Says Jo, “We’ve seen a reduction in services and transport in rural areas, and there are not the same opportunities to socialise as in towns and cities. So, we are hoping to be able to extend the White Hart’s provision to make it a hub of activity for different reasons throughout the day and to complement other activities taking place in St Dogmaels.”

The village, which is home to the 12th century St Dogmaels Abbey, a popular weekly award-winning producers’ market, and the nearby beautiful Poppit Sands beach, attracts visitors from around the world. Having a thriving local pub adds to the appeal for tourists looking to experience a flavour of Welsh life and gain a sense of place.

The community’s plans have already gained interest from abroad. Says Jo, “We hope that former village residents or people with memories of visiting St Dogmaels will also help us achieve our goal.”

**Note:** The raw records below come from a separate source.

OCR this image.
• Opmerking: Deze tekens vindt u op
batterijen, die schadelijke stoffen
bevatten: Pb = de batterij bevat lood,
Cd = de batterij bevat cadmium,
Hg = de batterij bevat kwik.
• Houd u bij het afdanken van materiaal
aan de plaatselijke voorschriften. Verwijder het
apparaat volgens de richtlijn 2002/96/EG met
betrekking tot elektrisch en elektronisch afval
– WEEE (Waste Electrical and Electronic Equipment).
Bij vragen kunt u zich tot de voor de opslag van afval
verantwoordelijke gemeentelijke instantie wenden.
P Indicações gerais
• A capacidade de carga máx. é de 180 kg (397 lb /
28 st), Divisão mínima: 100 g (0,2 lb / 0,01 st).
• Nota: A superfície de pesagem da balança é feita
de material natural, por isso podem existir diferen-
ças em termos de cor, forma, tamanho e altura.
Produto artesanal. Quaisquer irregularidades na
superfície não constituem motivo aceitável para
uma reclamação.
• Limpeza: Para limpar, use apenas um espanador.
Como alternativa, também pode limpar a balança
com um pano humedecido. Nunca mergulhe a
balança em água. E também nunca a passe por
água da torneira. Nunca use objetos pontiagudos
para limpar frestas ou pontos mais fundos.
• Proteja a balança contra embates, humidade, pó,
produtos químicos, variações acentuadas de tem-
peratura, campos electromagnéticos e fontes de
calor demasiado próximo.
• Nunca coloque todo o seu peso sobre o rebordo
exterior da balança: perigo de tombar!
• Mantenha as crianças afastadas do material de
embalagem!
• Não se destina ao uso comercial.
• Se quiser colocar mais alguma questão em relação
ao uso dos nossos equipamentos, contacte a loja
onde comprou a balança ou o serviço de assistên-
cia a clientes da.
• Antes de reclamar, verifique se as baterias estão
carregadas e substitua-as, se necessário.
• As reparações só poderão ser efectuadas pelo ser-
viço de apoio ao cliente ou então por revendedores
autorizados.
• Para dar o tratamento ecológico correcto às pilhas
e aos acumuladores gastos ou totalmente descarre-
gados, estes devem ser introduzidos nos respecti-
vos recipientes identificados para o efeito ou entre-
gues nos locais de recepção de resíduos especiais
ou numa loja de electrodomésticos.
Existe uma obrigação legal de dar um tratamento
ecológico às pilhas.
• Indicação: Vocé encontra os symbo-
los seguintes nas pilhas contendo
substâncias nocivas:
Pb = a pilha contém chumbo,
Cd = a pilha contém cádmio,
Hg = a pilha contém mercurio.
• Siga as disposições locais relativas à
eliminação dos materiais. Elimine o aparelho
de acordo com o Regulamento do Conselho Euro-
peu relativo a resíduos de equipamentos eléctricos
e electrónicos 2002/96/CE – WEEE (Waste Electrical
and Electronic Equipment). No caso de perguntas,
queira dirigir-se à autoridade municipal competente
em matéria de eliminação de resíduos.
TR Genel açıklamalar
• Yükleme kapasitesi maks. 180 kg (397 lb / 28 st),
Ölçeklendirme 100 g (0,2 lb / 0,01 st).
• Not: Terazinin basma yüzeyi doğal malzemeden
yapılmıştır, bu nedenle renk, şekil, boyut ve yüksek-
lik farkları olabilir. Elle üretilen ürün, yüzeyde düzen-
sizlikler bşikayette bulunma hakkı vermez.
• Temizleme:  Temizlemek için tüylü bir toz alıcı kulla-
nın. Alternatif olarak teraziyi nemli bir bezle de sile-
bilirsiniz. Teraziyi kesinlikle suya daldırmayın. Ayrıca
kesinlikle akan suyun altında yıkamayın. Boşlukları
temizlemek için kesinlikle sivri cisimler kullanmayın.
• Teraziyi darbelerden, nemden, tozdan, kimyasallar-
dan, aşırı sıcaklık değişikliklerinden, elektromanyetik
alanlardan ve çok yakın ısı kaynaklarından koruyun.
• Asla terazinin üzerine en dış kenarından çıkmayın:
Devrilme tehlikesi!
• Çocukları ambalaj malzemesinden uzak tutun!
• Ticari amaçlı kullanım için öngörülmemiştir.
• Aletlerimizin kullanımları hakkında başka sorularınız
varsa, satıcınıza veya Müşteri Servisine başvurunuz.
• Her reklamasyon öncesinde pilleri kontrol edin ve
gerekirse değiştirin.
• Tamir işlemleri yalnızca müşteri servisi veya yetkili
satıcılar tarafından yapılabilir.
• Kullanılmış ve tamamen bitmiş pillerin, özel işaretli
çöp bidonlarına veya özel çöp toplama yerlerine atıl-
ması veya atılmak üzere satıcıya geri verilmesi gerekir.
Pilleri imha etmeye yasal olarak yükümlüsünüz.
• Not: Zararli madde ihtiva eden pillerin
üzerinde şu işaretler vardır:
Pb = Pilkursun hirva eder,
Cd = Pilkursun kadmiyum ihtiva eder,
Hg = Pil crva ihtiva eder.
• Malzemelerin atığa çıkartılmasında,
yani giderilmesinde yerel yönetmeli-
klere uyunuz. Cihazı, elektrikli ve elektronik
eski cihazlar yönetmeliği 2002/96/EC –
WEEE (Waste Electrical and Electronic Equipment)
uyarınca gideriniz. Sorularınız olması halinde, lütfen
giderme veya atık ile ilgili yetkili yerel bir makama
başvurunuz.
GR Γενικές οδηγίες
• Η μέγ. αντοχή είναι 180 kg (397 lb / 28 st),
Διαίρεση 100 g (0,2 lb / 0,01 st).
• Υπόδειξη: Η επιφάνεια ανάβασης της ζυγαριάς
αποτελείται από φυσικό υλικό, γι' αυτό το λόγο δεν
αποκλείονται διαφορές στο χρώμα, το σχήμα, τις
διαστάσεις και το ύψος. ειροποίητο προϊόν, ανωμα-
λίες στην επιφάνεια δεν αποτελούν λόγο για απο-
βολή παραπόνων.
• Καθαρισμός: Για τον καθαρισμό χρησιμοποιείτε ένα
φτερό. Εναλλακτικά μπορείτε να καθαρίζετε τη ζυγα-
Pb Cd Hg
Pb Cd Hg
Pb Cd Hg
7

Carly McCreesh, Community Shares Wales Project Manager at the Wales Co-operative Centre, said: “The local pub is the heart and soul of many communities across the country, but sadly Wales is currently losing one pub per week. A community share scheme can empower local people to save the places that matter to them, or help owners leave their legacy in safe hands.

“There are over seventy successful community-owned pubs across the UK, and we are currently running live share offers with a number of groups in Wales to help increase that number, including Menter y Plu in Llanystumdwy.

By investing in the services and facilities that matter to them, and by having a say in the way they are run, communities gain a sense of ownership and grow stronger as they work together to change their future.”

Additional support for the community has also been provided by Planed and the Plunkett Foundation, says Jo. “Since we started on this venture we have had tremendous support from a number of organisations, including the Wales Co-operative Centre, Planed and the Plunkett Foundation.

“Their help and advice have enabled us to take the necessary steps towards realising our ambition of buying and running the White Hart Inn as a community.”